The scale of the program is itself a statement of intent. At 1,074 planned participants spread across three substudies, this is not an exploratory dabble; it is a fully resourced push toward an approvable package. The seamless enrollment between the dose-finding and confirmatory portions also reduces a common failure mode, where promising Phase 2 results stall for months or years before a confirmatory study can be stood up, leaking momentum and sometimes losing investigators and sites in the gap. By keeping the machinery running continuously and pre-specifying how doses graduate from Substudy 1 into the confirmatory Substudies 2A and 2B, ACADIA is trying to compress the timeline without sacrificing the rigor that two independent confirmatory studies provide.
What a positive result would mean
The study started on November 14, 2023, with an estimated primary completion date of January 2028. A clean win would mean ACP-204 significantly lowers hallucination and delusion severity at week 6 across the dose-finding and confirmatory substudies, with a tolerability profile clean enough for a frail, elderly population.
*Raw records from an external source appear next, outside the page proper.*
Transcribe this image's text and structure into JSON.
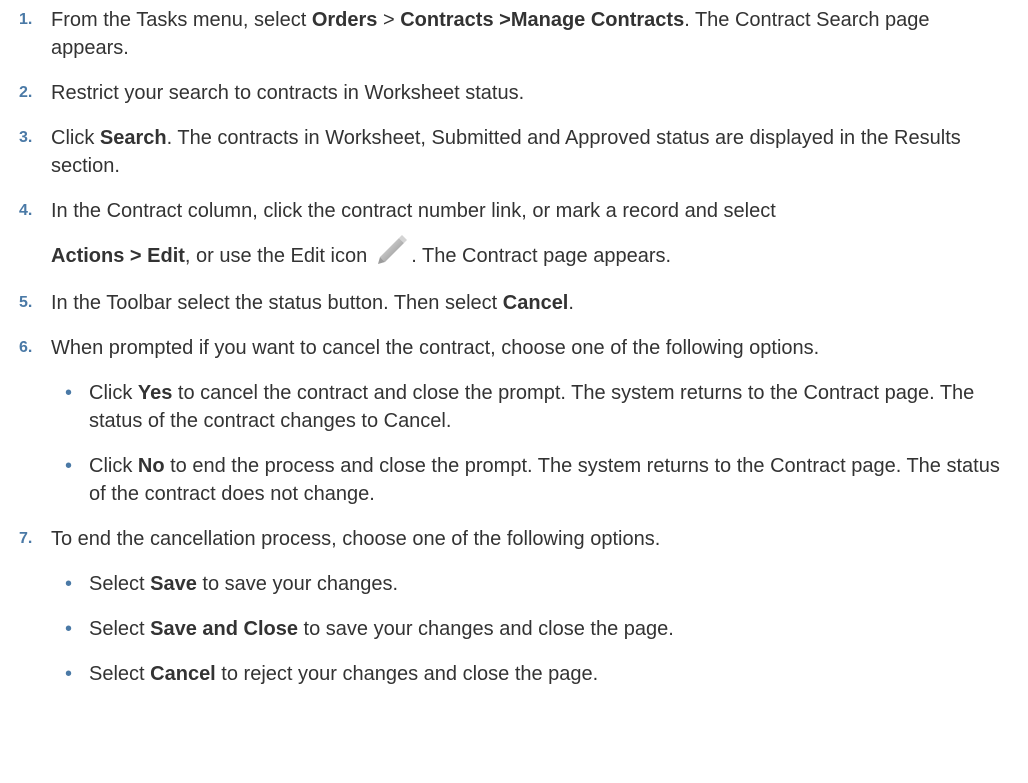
{
  "steps": [
    {
      "num": "1.",
      "parts": [
        {
          "t": "From the Tasks menu, select "
        },
        {
          "b": "Orders"
        },
        {
          "t": " > "
        },
        {
          "b": "Contracts >Manage Contracts"
        },
        {
          "t": ". The Contract Search page appears."
        }
      ]
    },
    {
      "num": "2.",
      "parts": [
        {
          "t": "Restrict your search to contracts in Worksheet status."
        }
      ]
    },
    {
      "num": "3.",
      "parts": [
        {
          "t": "Click "
        },
        {
          "b": "Search"
        },
        {
          "t": ". The contracts in Worksheet, Submitted and Approved status are displayed in the Results section."
        }
      ]
    },
    {
      "num": "4.",
      "line1": "In the Contract column, click the contract number link, or mark a record and select",
      "line2_bold": "Actions > Edit",
      "line2_mid": ", or use the Edit icon",
      "line2_end": ". The Contract page appears.",
      "icon": "pencil-edit-icon"
    },
    {
      "num": "5.",
      "parts": [
        {
          "t": "In the Toolbar select the status button. Then select "
        },
        {
          "b": "Cancel"
        },
        {
          "t": "."
        }
      ]
    },
    {
      "num": "6.",
      "parts": [
        {
          "t": "When prompted if you want to cancel the contract, choose one of the following options."
        }
      ],
      "options": [
        [
          {
            "t": "Click "
          },
          {
            "b": "Yes"
          },
          {
            "t": " to cancel the contract and close the prompt. The system returns to the Contract page. The status of the contract changes to Cancel."
          }
        ],
        [
          {
            "t": "Click "
          },
          {
            "b": "No"
          },
          {
            "t": " to end the process and close the prompt. The system returns to the Contract page. The status of the contract does not change."
          }
        ]
      ]
    },
    {
      "num": "7.",
      "parts": [
        {
          "t": "To end the cancellation process, choose one of the following options."
        }
      ],
      "options": [
        [
          {
            "t": "Select "
          },
          {
            "b": "Save"
          },
          {
            "t": " to save your changes."
          }
        ],
        [
          {
            "t": "Select "
          },
          {
            "b": "Save and Close"
          },
          {
            "t": " to save your changes and close the page."
          }
        ],
        [
          {
            "t": "Select "
          },
          {
            "b": "Cancel"
          },
          {
            "t": " to reject your changes and close the page."
          }
        ]
      ]
    }
  ],
  "colors": {
    "step_number": "#4a79a6",
    "bullet": "#4a79a6",
    "text": "#333333"
  },
  "bullet_char": "•"
}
That would be a genuine event in neuropsychiatry: a purpose-built treatment for Alzheimer's disease psychosis where today clinicians improvise with drugs never approved for the indication.
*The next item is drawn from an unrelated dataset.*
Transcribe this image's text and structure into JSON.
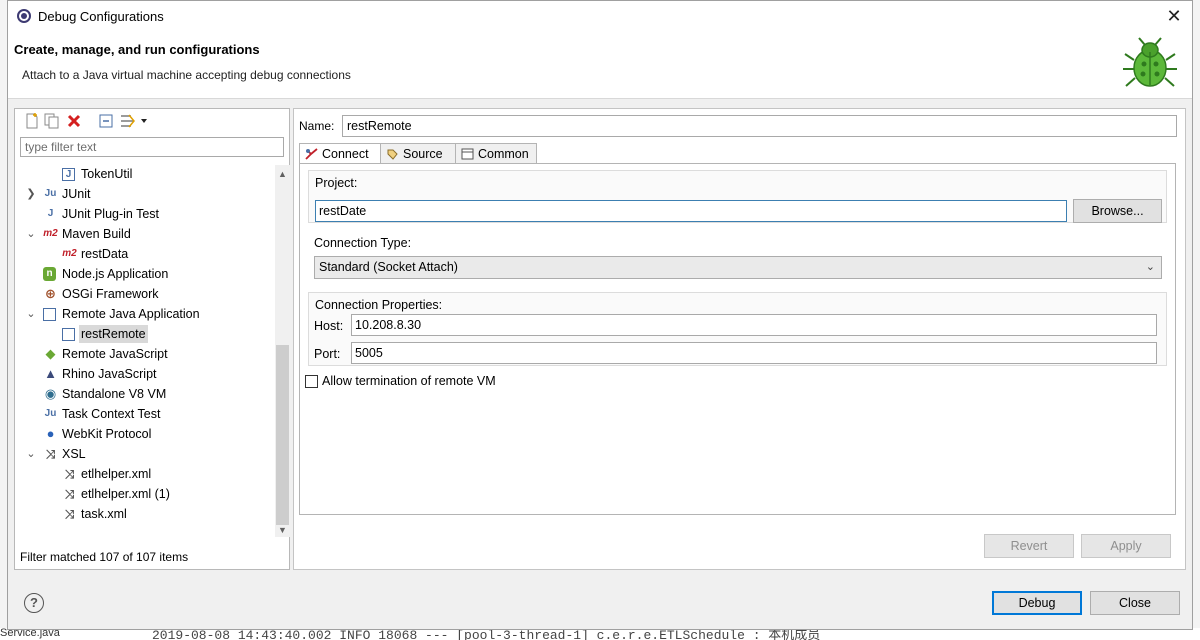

The cautions are inherent to the field. Psychosis endpoints rely on subjective clinical rating scales, and placebo responses in dementia trials can be large and noisy, which is partly why ACADIA chose quadruple masking and a confirmatory two-study design. Safety scrutiny will be intense given the population's vulnerability. And a six-week primary endpoint establishes acute efficacy, not the long-term durability and safety that real-world use demands. Still, with more than a thousand patients enrolled and a mechanistically targeted drug, NCT06159673 is one of the more closely watched programs in dementia care, and January 2028 is when its central question comes due.